On June 23, 2019, both the Division of Corporation Finance and the Office of the Chief Accountant issued additional statements to public companies and their stakeholders about the importance of “high-quality” financial reporting and the need for focused analysis and disclosures in the context of the principles-based disclosure system.

The Division of Corporation Finance issued CF Disclosure Guidance Topic No. 9A, a supplement to Topic No. 9 issued near the close of the first quarter of this year (see our prior blog post on Topic No. 9 here).  The new guidance states that the Division is monitoring how companies are addressing COVID-19 related disclosures and encourages public companies to provide meaningful disclosures of the current and expected impact of COVID-19 through the eyes of management.  The key topics covered by the guidance are the effects of the pandemic on a company’s operations, liquidity and capital resources; the short and long-term impact of any federal relief received under the CARES Act; and the company’s ability to continue as a going concern.

The staff acknowledges that companies are making many operational changes as a result of the pandemic – from converting to telework to modifying supply chain and customer contracts, and now converting to the return to the workplace and business reopenings.  The guidance says that companies need to consider whether any or all of those changes “would be material to an investment or voting decision” and disclose accordingly.  The staff takes a similar tack with respect to the myriad financing activities that many companies are taking on.  The staff says it has noted that companies are putting disclosures around these activities in press releases, and encourages all companies “to evaluate whether any of the information, in light of its potential materiality, should also be included in MD&A.”
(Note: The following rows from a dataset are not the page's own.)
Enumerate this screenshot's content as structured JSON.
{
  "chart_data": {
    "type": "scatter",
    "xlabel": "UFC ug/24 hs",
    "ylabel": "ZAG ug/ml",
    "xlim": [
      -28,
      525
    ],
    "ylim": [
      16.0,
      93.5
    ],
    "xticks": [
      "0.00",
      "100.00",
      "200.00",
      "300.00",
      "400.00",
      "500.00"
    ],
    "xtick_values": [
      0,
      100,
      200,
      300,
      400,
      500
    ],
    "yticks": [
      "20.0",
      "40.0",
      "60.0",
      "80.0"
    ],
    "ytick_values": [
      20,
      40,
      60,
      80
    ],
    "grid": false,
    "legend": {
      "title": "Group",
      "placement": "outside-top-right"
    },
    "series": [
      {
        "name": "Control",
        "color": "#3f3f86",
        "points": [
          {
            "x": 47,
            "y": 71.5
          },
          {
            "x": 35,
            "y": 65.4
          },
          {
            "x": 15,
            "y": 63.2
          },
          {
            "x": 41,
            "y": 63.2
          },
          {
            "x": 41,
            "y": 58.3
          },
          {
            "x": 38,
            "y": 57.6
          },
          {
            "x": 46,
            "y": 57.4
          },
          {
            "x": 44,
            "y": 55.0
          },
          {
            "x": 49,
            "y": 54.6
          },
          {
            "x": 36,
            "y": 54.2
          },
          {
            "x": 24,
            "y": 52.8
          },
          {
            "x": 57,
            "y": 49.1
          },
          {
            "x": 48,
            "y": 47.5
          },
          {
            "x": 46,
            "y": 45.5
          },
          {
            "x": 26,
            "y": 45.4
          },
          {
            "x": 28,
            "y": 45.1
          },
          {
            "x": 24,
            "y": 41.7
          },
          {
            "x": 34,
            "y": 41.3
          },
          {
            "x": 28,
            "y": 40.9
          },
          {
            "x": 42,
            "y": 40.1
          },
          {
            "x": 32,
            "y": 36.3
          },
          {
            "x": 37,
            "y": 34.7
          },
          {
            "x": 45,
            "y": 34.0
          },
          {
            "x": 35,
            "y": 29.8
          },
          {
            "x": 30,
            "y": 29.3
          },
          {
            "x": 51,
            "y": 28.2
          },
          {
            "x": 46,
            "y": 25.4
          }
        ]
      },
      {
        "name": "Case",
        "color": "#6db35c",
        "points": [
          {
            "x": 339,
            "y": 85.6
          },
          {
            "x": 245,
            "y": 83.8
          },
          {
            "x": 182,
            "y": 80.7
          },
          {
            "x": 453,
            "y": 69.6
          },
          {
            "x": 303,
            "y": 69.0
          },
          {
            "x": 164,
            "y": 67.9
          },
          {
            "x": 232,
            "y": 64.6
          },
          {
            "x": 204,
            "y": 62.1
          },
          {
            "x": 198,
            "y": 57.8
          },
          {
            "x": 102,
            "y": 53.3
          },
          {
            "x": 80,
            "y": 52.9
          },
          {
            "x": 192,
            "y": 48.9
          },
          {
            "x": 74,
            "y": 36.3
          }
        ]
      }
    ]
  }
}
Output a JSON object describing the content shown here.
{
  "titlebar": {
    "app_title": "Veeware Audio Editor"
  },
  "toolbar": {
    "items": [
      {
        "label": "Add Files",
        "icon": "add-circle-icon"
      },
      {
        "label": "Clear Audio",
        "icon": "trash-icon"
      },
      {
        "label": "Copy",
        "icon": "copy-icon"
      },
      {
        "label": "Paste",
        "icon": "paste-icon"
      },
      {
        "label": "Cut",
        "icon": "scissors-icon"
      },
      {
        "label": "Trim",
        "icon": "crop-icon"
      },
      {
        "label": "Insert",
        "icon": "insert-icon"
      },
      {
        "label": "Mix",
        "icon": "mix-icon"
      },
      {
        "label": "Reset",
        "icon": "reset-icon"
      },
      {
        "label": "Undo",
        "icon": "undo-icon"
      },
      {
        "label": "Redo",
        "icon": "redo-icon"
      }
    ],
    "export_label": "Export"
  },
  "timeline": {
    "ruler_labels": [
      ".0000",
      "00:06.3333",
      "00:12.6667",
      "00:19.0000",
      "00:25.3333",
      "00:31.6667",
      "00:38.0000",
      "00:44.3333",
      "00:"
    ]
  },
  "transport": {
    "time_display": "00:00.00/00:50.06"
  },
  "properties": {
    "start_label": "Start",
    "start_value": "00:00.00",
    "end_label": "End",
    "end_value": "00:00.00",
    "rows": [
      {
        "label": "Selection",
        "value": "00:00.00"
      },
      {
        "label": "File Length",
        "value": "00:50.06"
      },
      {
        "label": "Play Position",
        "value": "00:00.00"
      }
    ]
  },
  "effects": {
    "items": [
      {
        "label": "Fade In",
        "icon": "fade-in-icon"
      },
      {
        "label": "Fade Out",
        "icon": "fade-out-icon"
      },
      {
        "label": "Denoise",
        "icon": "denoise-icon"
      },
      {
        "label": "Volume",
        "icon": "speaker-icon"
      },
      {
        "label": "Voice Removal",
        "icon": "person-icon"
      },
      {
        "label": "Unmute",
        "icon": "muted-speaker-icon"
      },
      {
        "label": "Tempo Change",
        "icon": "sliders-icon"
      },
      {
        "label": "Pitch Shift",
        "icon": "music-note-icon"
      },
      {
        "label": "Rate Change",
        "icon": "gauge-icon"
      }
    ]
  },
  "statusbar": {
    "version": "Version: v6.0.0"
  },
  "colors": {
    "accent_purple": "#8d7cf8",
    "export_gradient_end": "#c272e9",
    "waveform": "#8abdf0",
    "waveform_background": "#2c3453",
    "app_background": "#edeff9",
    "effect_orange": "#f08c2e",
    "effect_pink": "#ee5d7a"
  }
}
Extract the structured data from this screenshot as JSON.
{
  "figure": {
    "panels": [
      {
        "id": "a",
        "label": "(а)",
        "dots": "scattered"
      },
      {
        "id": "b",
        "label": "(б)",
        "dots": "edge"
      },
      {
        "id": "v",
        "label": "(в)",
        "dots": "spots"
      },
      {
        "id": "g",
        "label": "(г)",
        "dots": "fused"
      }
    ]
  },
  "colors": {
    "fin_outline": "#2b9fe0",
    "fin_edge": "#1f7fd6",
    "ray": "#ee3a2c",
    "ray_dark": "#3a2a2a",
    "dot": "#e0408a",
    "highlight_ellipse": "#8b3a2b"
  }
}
Similar to the format of Topic No. 9, the guidance sets forth dozens of questions for companies to consider as they assess and disclose the evolving impact of COVID-19 on their operations, liquidity and capital resources.  These include:

  • “What are the material operational challenges that management and the Board of Directors are monitoring and evaluating?”
  • “Are your disclosures regarding actions [to access revolving lines of credit or raising capital] and any unused liquidity sources providing investors with a complete discussion of your financial condition and liquidity?”
  • “Are you at material risk of not meeting covenants in your credit and other agreements?”

There is also a reminder to assess whether there have been any events since the end of the reporting period that have had or are reasonably likely to have a material impact on liquidity and capital resources and, if so, to address such subsequent events in the financial statements and MD&A.

In a separate section, the staff takes on the issues around disclosure of federal assistance received under the CARES Act.  The staff says companies should consider the short-and long-term impact of any such assistance on their financial condition, results of operations, liquidity and capital resources.  Questions posed in this section include whether the federal assistance gave rise to new material accounting estimates or judgments – including, for example, the probability that a loan will be forgiven – and whether there were any uncertainties involved which should be disclosed.

Finally, the staff sets aside a segment devoted entirely to considerations and disclosures related to a company’s ability to continue as a going concern.  The guidance states that management “should consider whether conditions and events, taken as a whole, raise substantial doubt about the company’s ability to meet its obligations as they become due within one year after the issuance of the financial statements.”  Where there is such doubt, management should provide the appropriate disclosures in the financial statements and MD&A.

In his public statement, also on June 23, 2020, Sagar Teotia, Chief Accountant, underscored prior messaging of the Office of the Chief Accountant (OCA) regarding “the importance of high-quality financial reporting in light of the significant impacts of COVID-19.”  The statement of the OCA is more of a summary of its recent engagement with financial reporting system stakeholders – public companies and their audit committees, auditors, the FASB and the PCAOB, international standard setters and other regulators – and provides little in the way of new guidance.

The statement covers issues such as significant judgments and estimates; the importance of disclosure controls and procedures and internal control over financial reporting in the face of so much uncertainty and possible changes in risk profiles; reminders about the need to assess an entity’s ability to continue as a going concern and to provide related required disclosures; and the availability of consultation with the OCA in connection with addressing complex or emerging issues in financial reporting, including the matter of auditor independence.

Overall, these tandem releases send a clear signal that, at least for now, no new reporting requirements, metrics or line item disclosures are coming from the SEC.  The focus will be on making the existing principles-based disclosure system work in the face of unprecedented market disruptions and economic turmoil affecting a wide swath of U.S. public companies and their stakeholders.